C’est une disparition qui bouleverse toute une génération, notamment en France. Le rappeur Calbo est décédé à l’âge de 52 ans. La mort de ce membre fondateur du duo Ärsenik est survenue ce dimanche 4 janvier 2026, suite à une longue maladie.
Le rap hexagonal vient de perdre l’une de ses figures les plus respectées. Calbo, membre fondateur du duo mythique Ärsenik, est décédé ce dimanche 4 janvier à l’âge de 52 ans. L’annonce a été confirmée par sa famille, qui a appelé à la discrétion, à la dignité et à la bienveillance face à cette épreuve. Derrière l’artiste originaire du Congo Brazzaville, reconnu du grand public, membre influent du collectif Secteur Ä, ses proches rappellent avant tout la perte d’un père, d’un frère et d’un être profondément aimé. Cette disparition a provoqué une onde de choc dans le milieu du hip-hop français, tant Calbo incarnait une certaine idée du rap : exigeant, sincère et ancré dans le réel.
Ärsenik, une empreinte indélébile dans l’histoire du rap
De son vrai nom Calbony M’Bani, Calbo a grandi à Villiers-le-Bel, dans le Val-d’Oise, plus précisément dans le quartier de La Cerisaie. Un environnement populaire qui a façonné sa vision du monde et nourri une écriture marquée par l’observation sociale, la lucidité et une forme de gravité assumée. Au début des années 1990, il fonde Ärsenik avec son frère aîné Lino. Le duo s’inscrit rapidement dans une scène rap française en pleine structuration, aux côtés de groupes et d’artistes qui cherchent à donner une voix aux quartiers sans compromis ni artifice.

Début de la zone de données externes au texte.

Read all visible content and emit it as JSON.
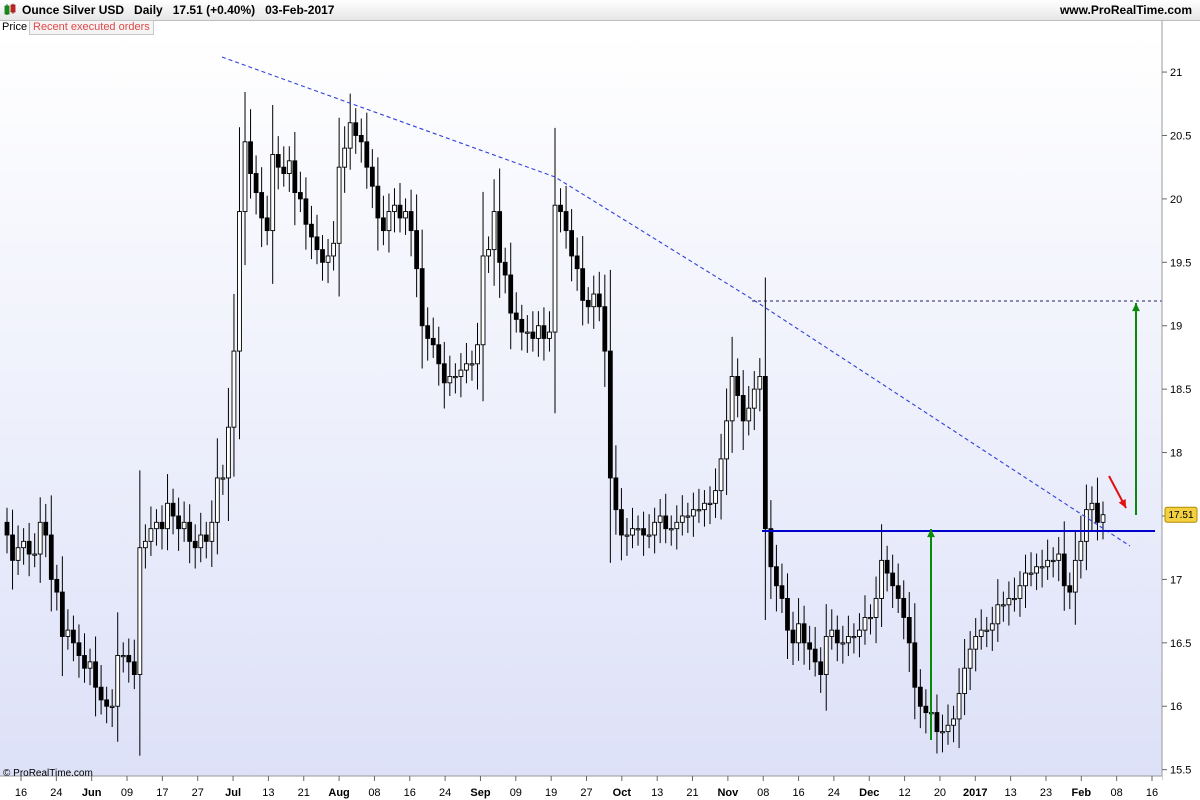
{
  "header": {
    "title": "Ounce Silver USD   Daily   17.51 (+0.40%)   03-Feb-2017",
    "site": "www.ProRealTime.com"
  },
  "panel": {
    "price_label": "Price",
    "orders_label": "Recent executed orders"
  },
  "footer": {
    "copyright": "© ProRealTime.com"
  },
  "colors": {
    "background_top": "#ffffff",
    "background_bottom": "#dde1f8",
    "trendline": "#3040d8",
    "support": "#0000cc",
    "arrow_up": "#0a8a0a",
    "arrow_down": "#e01010",
    "price_tag": "#f2d040",
    "candle_up": "#ffffff",
    "candle_down": "#000000"
  },
  "chart_data": {
    "type": "candlestick",
    "instrument": "Ounce Silver USD",
    "timeframe": "Daily",
    "last_price": 17.51,
    "change_pct": "+0.40%",
    "ylim": [
      15.45,
      21.3
    ],
    "yticks": [
      "15.5",
      "16",
      "16.5",
      "17",
      "17.5",
      "18",
      "18.5",
      "19",
      "19.5",
      "20",
      "20.5",
      "21"
    ],
    "xticks": [
      "16",
      "24",
      "Jun",
      "09",
      "17",
      "27",
      "Jul",
      "13",
      "21",
      "Aug",
      "08",
      "16",
      "24",
      "Sep",
      "09",
      "19",
      "27",
      "Oct",
      "13",
      "21",
      "Nov",
      "08",
      "16",
      "24",
      "Dec",
      "12",
      "20",
      "2017",
      "13",
      "23",
      "Feb",
      "08",
      "16"
    ],
    "closes": [
      17.35,
      17.15,
      17.25,
      17.3,
      17.2,
      17.2,
      17.45,
      17.35,
      17.0,
      16.9,
      16.55,
      16.6,
      16.5,
      16.4,
      16.3,
      16.35,
      16.15,
      16.05,
      16.0,
      16.0,
      16.4,
      16.4,
      16.35,
      16.25,
      17.25,
      17.3,
      17.4,
      17.45,
      17.4,
      17.6,
      17.5,
      17.4,
      17.45,
      17.3,
      17.25,
      17.35,
      17.3,
      17.45,
      17.8,
      17.8,
      18.2,
      18.8,
      19.9,
      20.45,
      20.2,
      20.05,
      19.85,
      19.75,
      20.35,
      20.25,
      20.2,
      20.3,
      20.05,
      20.0,
      19.8,
      19.7,
      19.6,
      19.5,
      19.55,
      19.65,
      20.25,
      20.4,
      20.6,
      20.5,
      20.45,
      20.25,
      20.1,
      19.85,
      19.75,
      19.9,
      19.95,
      19.85,
      19.9,
      19.75,
      19.45,
      19.0,
      18.9,
      18.85,
      18.7,
      18.55,
      18.6,
      18.6,
      18.65,
      18.7,
      18.7,
      18.85,
      19.55,
      19.6,
      19.9,
      19.5,
      19.4,
      19.1,
      19.05,
      18.95,
      18.95,
      18.9,
      19.0,
      18.9,
      18.95,
      19.95,
      19.9,
      19.75,
      19.55,
      19.45,
      19.2,
      19.15,
      19.25,
      19.15,
      18.8,
      17.8,
      17.55,
      17.35,
      17.35,
      17.4,
      17.4,
      17.35,
      17.35,
      17.45,
      17.5,
      17.4,
      17.4,
      17.45,
      17.5,
      17.5,
      17.55,
      17.55,
      17.6,
      17.6,
      17.7,
      17.95,
      18.25,
      18.6,
      18.45,
      18.25,
      18.35,
      18.5,
      18.6,
      17.4,
      17.1,
      16.95,
      16.85,
      16.6,
      16.5,
      16.65,
      16.5,
      16.45,
      16.35,
      16.25,
      16.55,
      16.6,
      16.5,
      16.5,
      16.55,
      16.55,
      16.6,
      16.7,
      16.7,
      16.85,
      17.15,
      17.05,
      16.95,
      16.85,
      16.7,
      16.5,
      16.15,
      16.0,
      15.95,
      15.95,
      15.8,
      15.8,
      15.85,
      15.9,
      16.1,
      16.3,
      16.45,
      16.55,
      16.6,
      16.6,
      16.65,
      16.8,
      16.8,
      16.85,
      16.85,
      16.95,
      17.05,
      17.05,
      17.1,
      17.1,
      17.15,
      17.15,
      17.2,
      16.95,
      16.9,
      17.15,
      17.3,
      17.55,
      17.6,
      17.45,
      17.51
    ]
  }
}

C’est en 1998 que le groupe atteint une reconnaissance nationale avec l’album « Quelques gouttes suffisent ». Le projet rencontre un succès critique et commercial d’envergure, décrochant un double disque d’or. L’album s’impose comme une référence, saluée pour la qualité de ses textes, la cohérence de son propos et la complémentarité des deux frères. Des titres comme « Boxe avec les mots » ou « Une affaire de famille » deviennent rapidement des classiques, étudiés et cités pour leur écriture précise, leur intensité émotionnelle et leur profondeur. Ärsenik incarne alors un rap sombre, réfléchi et sans concessions, loin des effets de mode. Au début des années 2000, Calbo participe aussi au collectif Bisso na Bisso qui réunit de nombreux artistes originaires du Congo sous la baguette de Passi. Un retour aux sources africaines qui va marquer cette génération.
Une carrière solo discrète mais respectée
Après l’aventure Ärsenik, Calbo poursuit son chemin en solo. Fidèle à sa personnalité, il refuse les projecteurs excessifs et privilégie l’authenticité à la notoriété. Ses projets, plus rares, témoignent d’une maturité artistique et d’un attachement intact à ses valeurs. Atteint par une longue maladie, il s’est battu loin des regards, laissant derrière lui une éthique, une influence durable et un respect unanime dans le milieu.
À l’annonce de sa disparition, de nombreux artistes ont tenu à lui rendre hommage. Rohff, notamment, a salué la mémoire d’un « grand monsieur du rap » et d’un « grand frère », évoquant l’impact positif et la force morale que Calbo a transmis à plusieurs générations. Il a également appelé à soutenir Lino et la famille, déjà éprouvés par des pertes récentes. Calbo restera comme une voix autorisée du rap français, un artiste intègre dont l’œuvre continue de résonner bien au-delà de sa disparition.